In den vergangenen Tagen bin ich etwas von meiner üblichen Routine abgewichen. Zumindest was das Verbringen der Pausen im Büro anbelangt. Normalerweise mache ich es so, dass ich an meinem Platz mein Mittagessen verspeise. Meistens handelt es sich dabei um einen gemischten Salat mit Thunfisch oder einen leckeren Cottage Cheese mit einem leckeren Weckerl dazu. Anschließend gehe ich raus, wenn es das Wetter erlaubt, und spaziere eine Runde um das Firmengebäude. Entweder höre ich dabei einen Podcast oder lasse die Gedanken schweifen. Es ist eine schöne Routine, um den Kopf freizubekommen und an etwas anderes zu denken.
Allerdings bin ich in letzter Zeit vermehrt von dieser Routine abgewichen. Das Mittagessen war zwar mehr oder weniger dasselbe, aber danach habe ich mich in die Kaffeeküche gesetzt und den Rest der Mittagspause damit verbracht, im Falter zu lesen oder durch die App des Standard zu scrollen. Oder ich habe die Google-App bemüht, die in den vergangenen Monaten und Jahren gelernt hat, dass ich gerne Gaming-Nachrichten haben möchte und mir entsprechende Meldungen präsentiert. Einmal habe ich sogar ein YouTube-Video angefangen zu schauen, aber das umgehend wieder unterbunden. Doch habe ich Mittag keine Muse, mich eingehender mit Nachrichten oder dergleichen zu beschäftigen, also scrolle ich eigentlich nur durch diverse Überschriften, erfahre nicht wirklich viel Neues und gehe dann wieder an die Arbeit.
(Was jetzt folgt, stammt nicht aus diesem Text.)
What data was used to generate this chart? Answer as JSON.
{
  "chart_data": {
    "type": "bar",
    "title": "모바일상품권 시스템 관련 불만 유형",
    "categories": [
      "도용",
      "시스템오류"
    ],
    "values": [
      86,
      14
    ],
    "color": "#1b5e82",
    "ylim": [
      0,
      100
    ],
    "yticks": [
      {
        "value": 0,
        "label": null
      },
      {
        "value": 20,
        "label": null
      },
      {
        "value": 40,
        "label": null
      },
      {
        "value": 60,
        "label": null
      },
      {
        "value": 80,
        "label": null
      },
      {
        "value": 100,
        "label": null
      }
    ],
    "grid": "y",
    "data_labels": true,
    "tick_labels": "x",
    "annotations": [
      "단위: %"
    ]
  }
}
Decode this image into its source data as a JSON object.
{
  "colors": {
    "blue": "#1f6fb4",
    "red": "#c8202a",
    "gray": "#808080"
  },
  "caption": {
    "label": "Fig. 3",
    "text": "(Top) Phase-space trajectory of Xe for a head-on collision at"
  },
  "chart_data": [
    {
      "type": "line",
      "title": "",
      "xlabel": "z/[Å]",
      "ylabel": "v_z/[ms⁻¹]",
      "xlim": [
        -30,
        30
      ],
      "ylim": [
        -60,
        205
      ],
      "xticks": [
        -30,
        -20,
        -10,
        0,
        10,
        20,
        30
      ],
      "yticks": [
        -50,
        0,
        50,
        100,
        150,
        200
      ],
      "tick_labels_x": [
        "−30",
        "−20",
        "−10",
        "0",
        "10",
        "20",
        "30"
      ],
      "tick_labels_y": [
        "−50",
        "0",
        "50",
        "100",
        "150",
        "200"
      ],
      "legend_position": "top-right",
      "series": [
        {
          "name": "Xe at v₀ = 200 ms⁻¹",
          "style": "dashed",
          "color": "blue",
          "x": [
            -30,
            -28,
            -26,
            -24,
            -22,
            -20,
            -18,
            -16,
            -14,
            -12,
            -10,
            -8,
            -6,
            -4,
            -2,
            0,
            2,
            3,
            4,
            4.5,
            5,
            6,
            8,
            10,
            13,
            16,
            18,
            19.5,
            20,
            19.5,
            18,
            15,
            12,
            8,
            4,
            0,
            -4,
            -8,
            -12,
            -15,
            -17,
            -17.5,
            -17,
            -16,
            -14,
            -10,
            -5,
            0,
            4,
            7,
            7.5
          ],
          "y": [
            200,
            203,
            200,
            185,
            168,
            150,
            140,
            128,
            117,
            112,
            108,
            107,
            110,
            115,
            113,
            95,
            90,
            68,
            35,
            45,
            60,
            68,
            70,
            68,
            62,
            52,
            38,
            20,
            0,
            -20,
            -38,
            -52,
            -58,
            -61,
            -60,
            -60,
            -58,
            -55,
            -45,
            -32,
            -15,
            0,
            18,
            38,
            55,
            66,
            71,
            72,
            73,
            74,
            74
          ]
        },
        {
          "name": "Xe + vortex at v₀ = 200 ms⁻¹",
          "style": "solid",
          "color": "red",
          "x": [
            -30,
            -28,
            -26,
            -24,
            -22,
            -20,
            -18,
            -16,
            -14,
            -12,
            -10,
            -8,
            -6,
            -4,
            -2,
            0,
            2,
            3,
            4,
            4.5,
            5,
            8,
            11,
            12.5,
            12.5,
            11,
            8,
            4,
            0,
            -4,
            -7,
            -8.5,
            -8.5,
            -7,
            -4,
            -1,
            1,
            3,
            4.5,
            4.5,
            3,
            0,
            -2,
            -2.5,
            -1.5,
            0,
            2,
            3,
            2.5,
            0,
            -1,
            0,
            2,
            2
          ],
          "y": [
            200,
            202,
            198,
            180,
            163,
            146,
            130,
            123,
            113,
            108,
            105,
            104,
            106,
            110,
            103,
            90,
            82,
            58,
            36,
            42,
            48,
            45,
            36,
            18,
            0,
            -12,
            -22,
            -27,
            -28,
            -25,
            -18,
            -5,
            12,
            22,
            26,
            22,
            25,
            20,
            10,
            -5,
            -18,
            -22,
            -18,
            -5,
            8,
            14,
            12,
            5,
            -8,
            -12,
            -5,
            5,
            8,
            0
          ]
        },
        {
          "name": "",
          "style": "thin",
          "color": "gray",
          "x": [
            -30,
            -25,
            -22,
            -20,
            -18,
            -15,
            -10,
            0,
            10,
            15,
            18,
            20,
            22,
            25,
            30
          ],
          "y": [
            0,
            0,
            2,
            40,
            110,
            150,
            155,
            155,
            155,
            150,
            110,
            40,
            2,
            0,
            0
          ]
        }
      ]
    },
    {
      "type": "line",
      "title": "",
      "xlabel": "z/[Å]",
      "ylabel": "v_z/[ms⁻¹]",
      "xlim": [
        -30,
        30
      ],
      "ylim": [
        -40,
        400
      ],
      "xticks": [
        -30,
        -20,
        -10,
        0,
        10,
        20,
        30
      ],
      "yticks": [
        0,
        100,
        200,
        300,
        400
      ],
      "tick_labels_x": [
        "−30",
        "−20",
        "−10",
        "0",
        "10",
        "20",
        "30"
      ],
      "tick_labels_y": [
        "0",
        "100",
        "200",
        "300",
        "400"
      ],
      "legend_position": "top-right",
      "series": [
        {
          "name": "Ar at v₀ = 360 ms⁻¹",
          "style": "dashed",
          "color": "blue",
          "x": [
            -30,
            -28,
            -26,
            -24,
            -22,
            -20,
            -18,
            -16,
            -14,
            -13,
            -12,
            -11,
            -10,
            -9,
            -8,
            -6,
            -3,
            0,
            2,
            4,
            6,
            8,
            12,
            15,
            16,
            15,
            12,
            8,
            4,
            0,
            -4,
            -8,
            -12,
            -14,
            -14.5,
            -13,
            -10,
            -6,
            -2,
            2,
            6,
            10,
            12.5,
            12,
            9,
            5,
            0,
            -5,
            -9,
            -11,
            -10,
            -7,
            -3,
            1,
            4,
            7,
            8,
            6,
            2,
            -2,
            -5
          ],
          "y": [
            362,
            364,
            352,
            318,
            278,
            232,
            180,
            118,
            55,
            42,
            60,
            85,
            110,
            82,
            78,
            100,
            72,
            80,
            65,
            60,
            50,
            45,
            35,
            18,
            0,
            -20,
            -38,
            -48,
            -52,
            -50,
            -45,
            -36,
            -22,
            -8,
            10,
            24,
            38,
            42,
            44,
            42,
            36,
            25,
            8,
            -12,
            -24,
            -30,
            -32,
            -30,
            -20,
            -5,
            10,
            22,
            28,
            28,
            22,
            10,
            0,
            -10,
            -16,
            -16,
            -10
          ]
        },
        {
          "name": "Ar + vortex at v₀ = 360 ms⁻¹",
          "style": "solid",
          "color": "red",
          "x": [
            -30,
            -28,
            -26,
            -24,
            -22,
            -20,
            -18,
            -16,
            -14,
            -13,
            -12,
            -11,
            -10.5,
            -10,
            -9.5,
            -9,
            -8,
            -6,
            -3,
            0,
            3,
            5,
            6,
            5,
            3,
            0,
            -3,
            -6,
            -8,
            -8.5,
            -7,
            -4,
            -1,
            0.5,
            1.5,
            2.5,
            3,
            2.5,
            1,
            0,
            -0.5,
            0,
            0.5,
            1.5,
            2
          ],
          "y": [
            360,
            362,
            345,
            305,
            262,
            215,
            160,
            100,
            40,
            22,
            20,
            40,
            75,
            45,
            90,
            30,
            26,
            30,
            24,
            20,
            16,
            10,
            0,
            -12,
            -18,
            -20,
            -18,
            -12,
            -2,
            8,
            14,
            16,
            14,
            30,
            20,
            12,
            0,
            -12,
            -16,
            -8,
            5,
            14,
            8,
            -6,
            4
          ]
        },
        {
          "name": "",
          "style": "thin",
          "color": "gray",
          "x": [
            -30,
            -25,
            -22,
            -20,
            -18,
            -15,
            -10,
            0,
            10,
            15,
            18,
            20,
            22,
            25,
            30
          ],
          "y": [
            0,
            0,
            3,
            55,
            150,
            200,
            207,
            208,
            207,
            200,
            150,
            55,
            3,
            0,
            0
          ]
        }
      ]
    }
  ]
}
Natürlich redet man auch mit Kolleg*innen und trinkt noch gemeinsam einen Verdauungskaffee, aber ich habe schnell gemerkt, dass ich alles, was ich davor mache, unbedingt wieder einstellen muss. Bereits nach zwei Tagen des sinnlosen Herumwischens, ohne wirklich etwas intensiver zu lesen oder mich mit einem Thema auseinanderzusetzen, bringt rein gar nichts. Es verwirrt das Gehirn, versetzt es in einen seltsamen Alarm-Modus, und man geht unbefriedigt aus der Mittagspause wieder heraus. Dadurch fällt es natürlich schwerer, sich zu konzentrieren. Wenn dann am Abend noch unproduktive YouTube-Videos dazukommen (um es einmal so auszudrücken) und eventuell noch wenig Schlaf, ist der Kreislauf perfekt und man befindet sich in einer tollen Spirale.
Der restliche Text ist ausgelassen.